Teach Yourself Ballroom Dancing was a short story written by Robert Shearman for 2003's Short Trips: The Muses. It was notable for being a relatively rare instance of a solo adventure for the Sixth Doctor and for being one of the first professionally published stories to focus on with the concept of temporal paradox, later popularised by Steven Moffat's television episode, Blink.
Summary[]
Whilst Peri is enjoying a day out, the Sixth Doctor pops round to a dance instructor's studio for tuition in the art of the waltz. She initially declines, maintaining that she has a full class of children to teach. The Doctor returns the next day, having bought off all the parents. Now her only possible student, she begins to teach him. He learns very quickly and soon progresses to the foxtrot. Along the way, Becky reveals that much of the joy in her life has been sapped by her loveless marriage to David. When she announces that she has fallen in love with the Doctor, for he has been the first man to care about her ambitions in a very long time, the Doctor decides that he had best exit her life so as not to cause her further pain.
Some eighty years later from the Doctor's perspective, he meets Becky as a teenager. He decides to repay her earlier tuition by teaching her how to waltz. Thus, he effectively teaches himself how to dance. He realises too late, however, that he should have been teaching her husband-to-be; then they would have shared a common interest, and their marriage might have been happier. The Doctor departs, sad that he has been unable to properly help her.

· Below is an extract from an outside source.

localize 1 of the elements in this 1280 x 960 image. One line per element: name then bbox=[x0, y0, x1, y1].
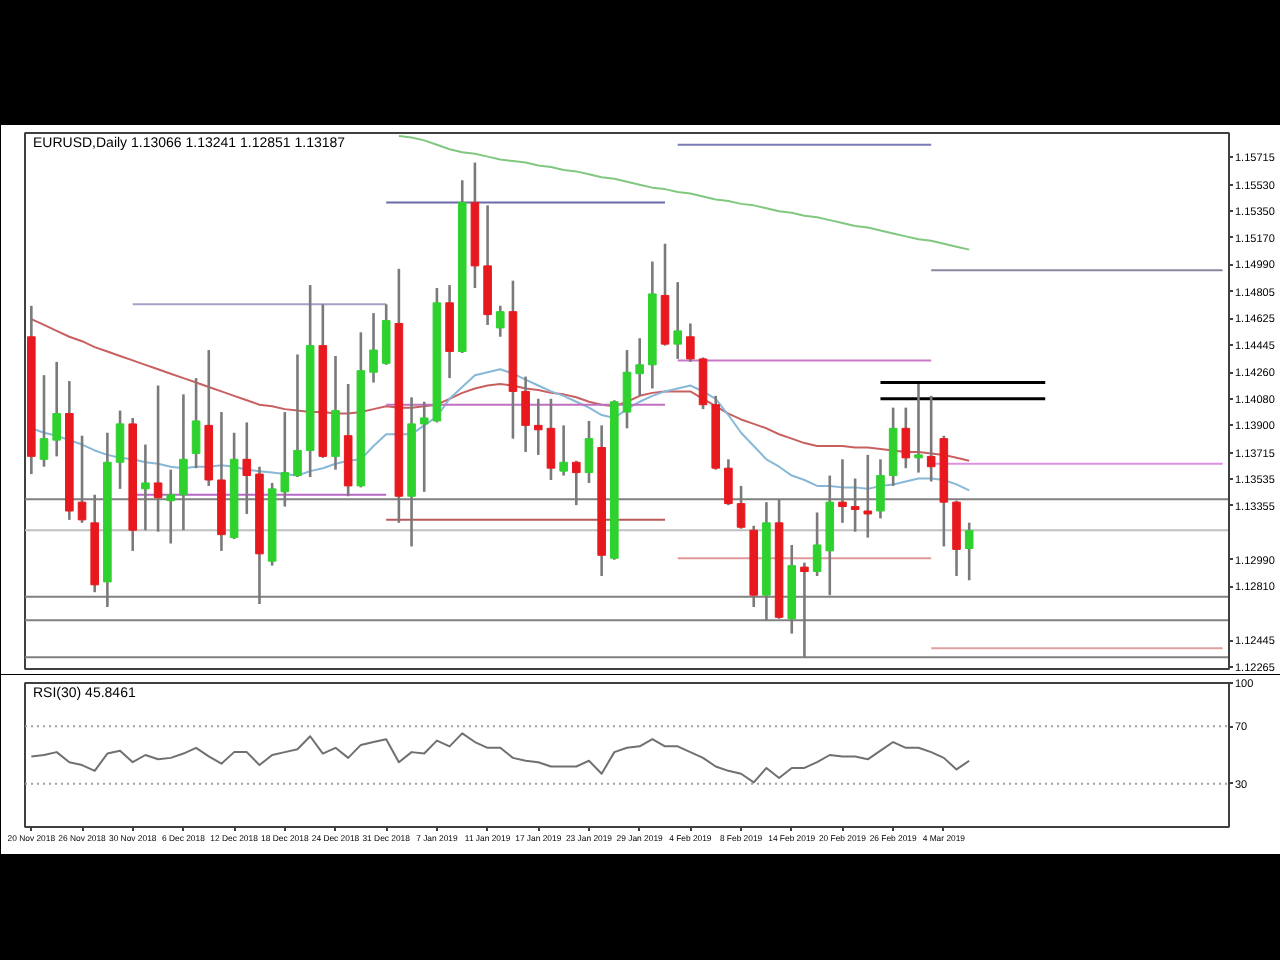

Later, nearing his next regeneration, the Doctor returns to Becky, now in her eighties. He offers her the chance to travel with him in the TARDIS, but she declines, noting that she is now far too old for such an adventurous life. The Doctor leaves Becky's side for the third time in her life, while she dreams again her original, unfulfilled dream of being a professional dancer.
Characters[]
Worldbuilding[]
- The Doctor travels to the 1970s to help repel an Auton invasion. He doesn't call on UNIT because he thinks he's already here in a previous incarnation.
- The Doctor is thinking of learning ballroom dancing or pottery.
- The Doctor and Becky order vegetarian lasagna.
Notes[]
- As with all stories in Short Trips: The Muses, this story was inspired by one of the Muses of Greek mythology, in this case Terpsichore, the Muse of Dance.
- This story posits a longer lifespan for the Sixth Doctor than is acknowledged in other media. His age is at least twice given as nine hundred years old (TV: Revelation of the Daleks, AUDIO: The One Doctor) and once given as "more or less". (TV: The Mysterious Planet) At the time of his regeneration, he claims to be nine hundred fifty-three. The time passage in this story is at least eighty years, and is intimated to be much more than that. Thus, it seems asynchronous with earlier stories, although the Doctor's age is anything but definite, characterised more by contradiction than agreement.
- The Doctor tells the elderly Rebecca he's been travelling alone for a very long time since he last met her. Though unseen in televised Doctor Who, this long period of solo travels has its genesis in the fact that the Mel and Doctor we see in Terror of the Vervoids are from the personal future of the Sixth Doctor who is standing trial; that the Mel encountered in The Ultimate Foe has been dragged to the trial from that Doctor's future, as well. Thus, when we see him depart with Mel at the end of Foe it is to take her back to her proper time, when she is travelling with an older, post-Vervoids Sixth Doctor. The novel Business Unusual is the "missing story" of how Mel met the Sixth Doctor for the first time from her perspective, and shows the Sixth Doctor travelling alone between the time when he returned Mel to his older self and the time that she met him. It is in this the gap between The Ultimate Foe and Business Unusual that parts 2 and 3 of this story are set.
- The Doctor can be said to at least entertain a romantic relationship with Becky here, even though he dismisses it fairly quickly. Like incarnations appearing outside the original 1963 run of Doctor Who, he indulges here in what can't be said to be wholly platonic kissing.